“Ibu Saya Dibakar di Halaman Rumah”: Surat dari Seorang Anak Papua Kepada Presiden Prabowo

25/05/2025
Foto mama Hentina saat masih hidup dan jasadnya yang terkubur tidak layak.
Tragedi Jindapa: Ketika Seorang Mama Papua Dibakar di Halaman Rumahnya

titastory, Intan Jaya — Bau busuk itu awalnya hanya samar. Tapi perlahan, menjadi begitu menusuk. Warga Kampung Jindapa, Distrik Sugapa, Intan Jaya, mulai mendekat ke arah honai kecil di balik semak. Rumah kayu khas Papua itu tampak sepi, tetapi aroma tajam kematian menyelimuti udara. Mereka menemukan tanah yang tergali dangkal. Di dalamnya, tubuh tak utuh seorang perempuan—hangus, hancur, dan ditinggalkan seperti bangkai.
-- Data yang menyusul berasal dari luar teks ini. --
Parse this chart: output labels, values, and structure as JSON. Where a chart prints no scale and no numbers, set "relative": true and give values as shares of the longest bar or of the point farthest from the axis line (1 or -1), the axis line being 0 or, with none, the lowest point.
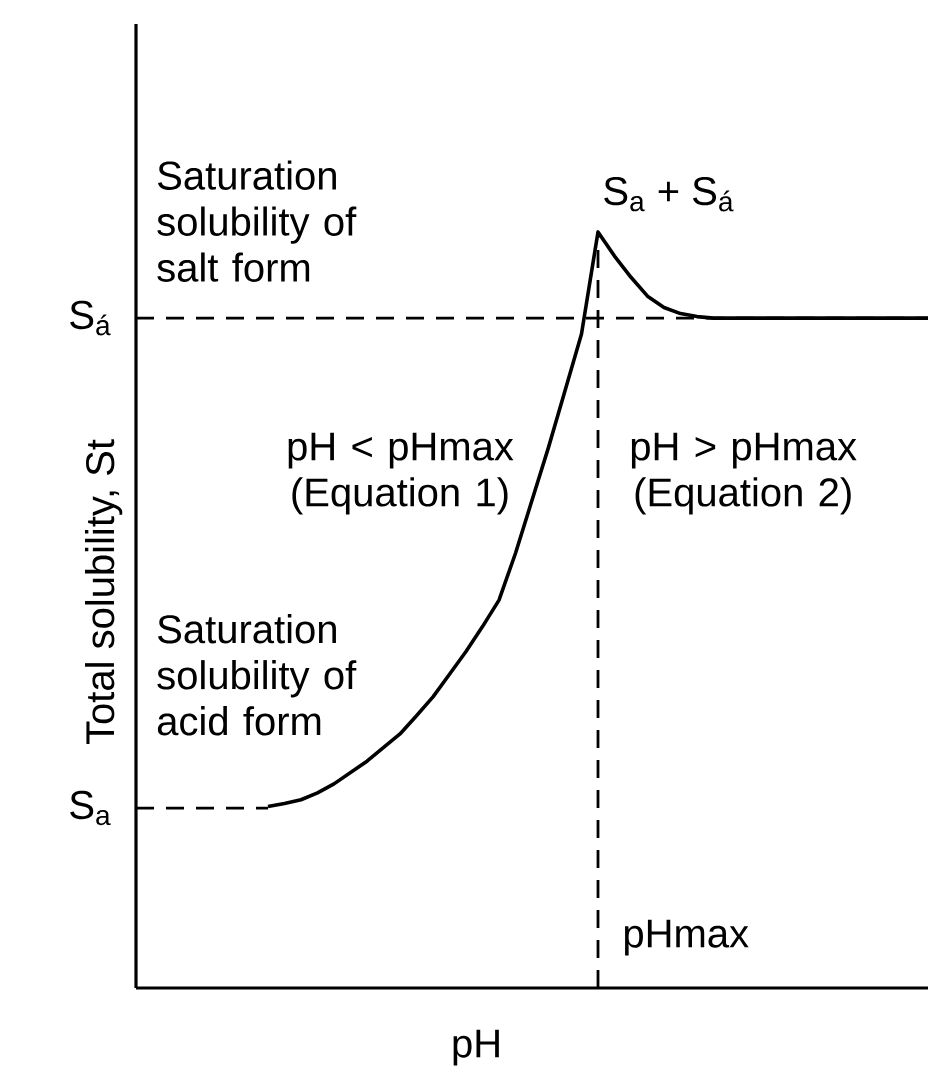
{
  "chart_data": {
    "type": "line",
    "relative": true,
    "xlabel": "pH",
    "ylabel": "Total solubility, St",
    "categories": [
      null,
      null,
      null,
      null,
      null,
      null,
      null,
      null,
      null,
      null,
      null,
      null,
      null,
      null,
      null,
      null,
      null,
      null,
      null,
      null,
      null,
      null,
      null,
      null,
      null,
      null,
      null,
      null,
      null,
      null,
      null,
      null,
      null,
      null,
      null,
      null,
      null,
      null,
      null,
      null,
      null,
      null,
      null,
      null,
      null,
      null,
      null,
      null,
      null
    ],
    "series": [
      {
        "color": "#000000",
        "line_style": "solid",
        "values": [
          null,
          null,
          null,
          null,
          null,
          null,
          null,
          null,
          0.24,
          0.244,
          0.249,
          0.258,
          0.27,
          0.285,
          0.3,
          0.318,
          0.336,
          0.36,
          0.385,
          0.415,
          0.445,
          0.478,
          0.513,
          0.575,
          0.645,
          0.715,
          0.79,
          0.865,
          1.0,
          0.968,
          0.94,
          0.915,
          0.9,
          0.892,
          0.888,
          0.886,
          0.886,
          0.886,
          0.886,
          0.886,
          0.886,
          0.886,
          0.886,
          0.886,
          0.886,
          0.886,
          0.886,
          0.886,
          0.886
        ]
      }
    ],
    "ref_lines": [
      {
        "axis": "y",
        "value": 0.238,
        "label": "S$_{a}$",
        "color": "#000000",
        "line_style": "dashed"
      },
      {
        "axis": "y",
        "value": 0.886,
        "label": "S$_{á}$",
        "color": "#000000",
        "line_style": "dashed"
      }
    ],
    "annotations": [
      "Saturation solubility of salt form",
      "S$_{a}$ + S$_{á}$",
      "pH < pHmax (Equation 1)",
      "pH > pHmax (Equation 2)",
      "Saturation solubility of acid form",
      "pHmax"
    ]
  }
}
Namanya Hetina Mirip. Seorang ibu rumah tangga yang dikenal sebagai perempuan pendiam dan religius. Ia dilaporkan hilang sejak 15 Mei 2025. Enam hari kemudian, jasadnya ditemukan. Tubuhnya terbakar, terkubur secara tak layak di pekarangan rumahnya sendiri.

Foto: tangkapan layar dari video akun YouTube @ManusKripPAPUA berjudul Tragedi Intan Jaya: Aparat TNI-POLRI Diduga Bunuh Lansia, Kubur Jenazah Secara Keji!
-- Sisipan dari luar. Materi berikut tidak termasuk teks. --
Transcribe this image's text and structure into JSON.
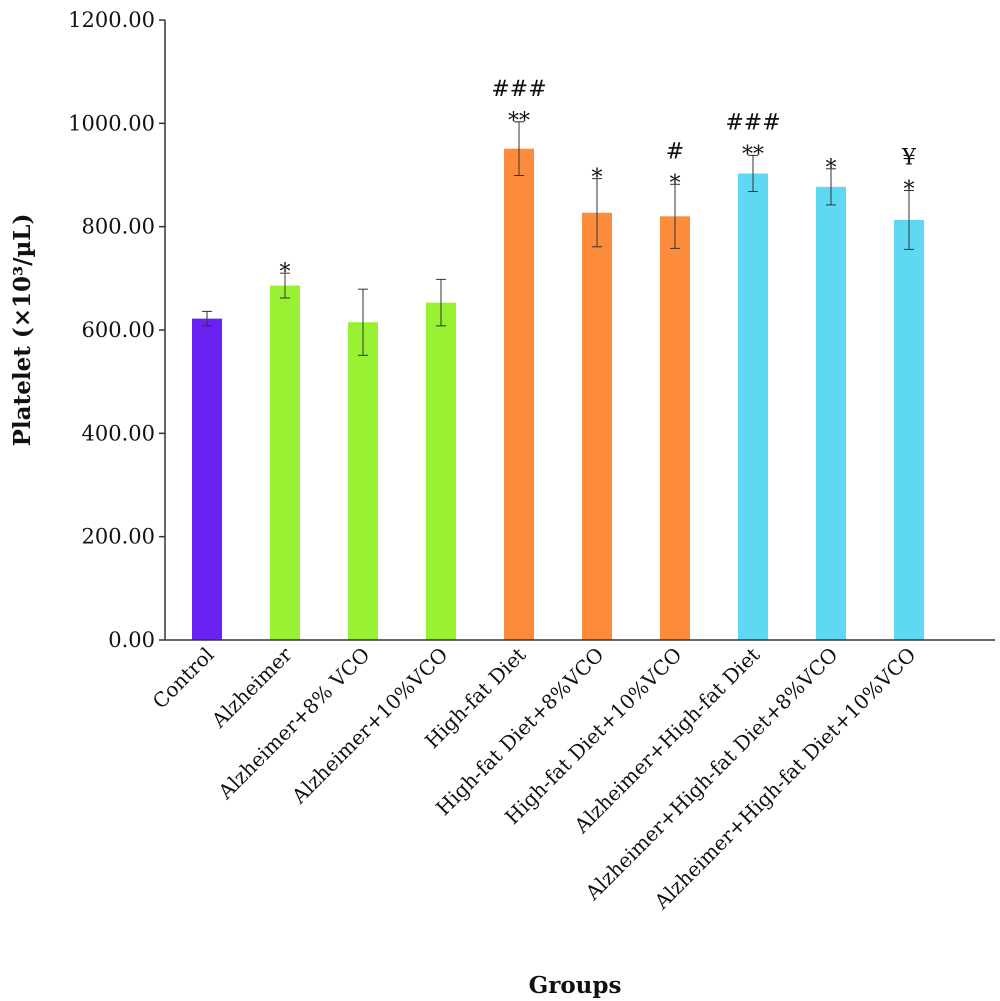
{
  "chart_data": {
    "type": "bar",
    "xlabel": "Groups",
    "ylabel": "Platelet (×10³/µL)",
    "ylim": [
      0,
      1200
    ],
    "yticks": [
      "0.00",
      "200.00",
      "400.00",
      "600.00",
      "800.00",
      "1000.00",
      "1200.00"
    ],
    "grid": false,
    "categories": [
      "Control",
      "Alzheimer",
      "Alzheimer+8% VCO",
      "Alzheimer+10%VCO",
      "High-fat Diet",
      "High-fat Diet+8%VCO",
      "High-fat Diet+10%VCO",
      "Alzheimer+High-fat Diet",
      "Alzheimer+High-fat Diet+8%VCO",
      "Alzheimer+High-fat Diet+10%VCO"
    ],
    "values": [
      622,
      686,
      615,
      653,
      951,
      827,
      820,
      903,
      877,
      813
    ],
    "errors": [
      14,
      24,
      64,
      45,
      52,
      66,
      62,
      35,
      35,
      57
    ],
    "colors": [
      "#6a22f2",
      "#98f032",
      "#98f032",
      "#98f032",
      "#fc8b3c",
      "#fc8b3c",
      "#fc8b3c",
      "#5fd8f4",
      "#5fd8f4",
      "#5fd8f4"
    ],
    "annotations": [
      [],
      [
        "*"
      ],
      [],
      [],
      [
        "###",
        "**"
      ],
      [
        "*"
      ],
      [
        "#",
        "*"
      ],
      [
        "###",
        "**"
      ],
      [
        "*"
      ],
      [
        "¥",
        "*"
      ]
    ]
  }
}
Kematian Hetina terjadi di tengah operasi militer besar-besaran di Distrik Sugapa, wilayah yang selama ini dicap “zona merah” oleh aparat. Warga menyebut, saat operasi berlangsung, terdengar tembakan dan kepanikan. Beberapa warga menghilang. Di antaranya, Hetina.
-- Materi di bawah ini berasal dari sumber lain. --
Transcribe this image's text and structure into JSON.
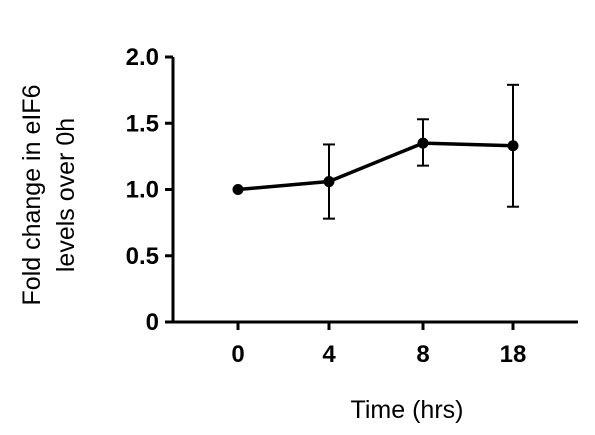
{
  "chart_data": {
    "type": "line",
    "title": "",
    "xlabel": "Time (hrs)",
    "ylabel_lines": [
      "Fold change in eIF6",
      "levels over 0h"
    ],
    "categories": [
      "0",
      "4",
      "8",
      "18"
    ],
    "series": [
      {
        "values": [
          1.0,
          1.06,
          1.35,
          1.33
        ],
        "error_low": [
          1.0,
          0.78,
          1.18,
          0.87
        ],
        "error_high": [
          1.0,
          1.34,
          1.53,
          1.79
        ]
      }
    ],
    "ylim": [
      0,
      2.0
    ],
    "yticks": [
      "0",
      "0.5",
      "1.0",
      "1.5",
      "2.0"
    ],
    "grid": false,
    "color": "#000000"
  }
}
“Dia bukan kombatan. Bukan anggota OPM. Hanya seorang mama Papua biasa. Tapi dibakar seperti itu, apakah itu keadilan?” Tulis Antonia Hilaria Wandagau, dalam surat terbuka yang ditujukan langsung kepada Presiden Republik Indonesia, Jenderal (Purn.) Prabowo Subianto.

Kematian Hetina mengguncang warganet. Tapi yang lebih menyayat adalah surat terbuka dari putrinya, Antonia Hilaria Wandagau, yang ditujukan langsung kepada Presiden Republik Indonesia, Jenderal (Purn.) Prabowo Subianto.

“Pak Presiden, Ibu Saya Dibakar di Halaman Rumah”

Dalam surat itu, Antonia menulis dengan bahasa sederhana namun dalam:

“Ibu saya bukan musuh negara. Ia hanya seorang perempuan Papua. Tapi ia ditembak dan dibakar di depan mata saya. Ia dikubur tanpa upacara, tanpa air mata dari negara yang katanya milik semua rakyatnya.”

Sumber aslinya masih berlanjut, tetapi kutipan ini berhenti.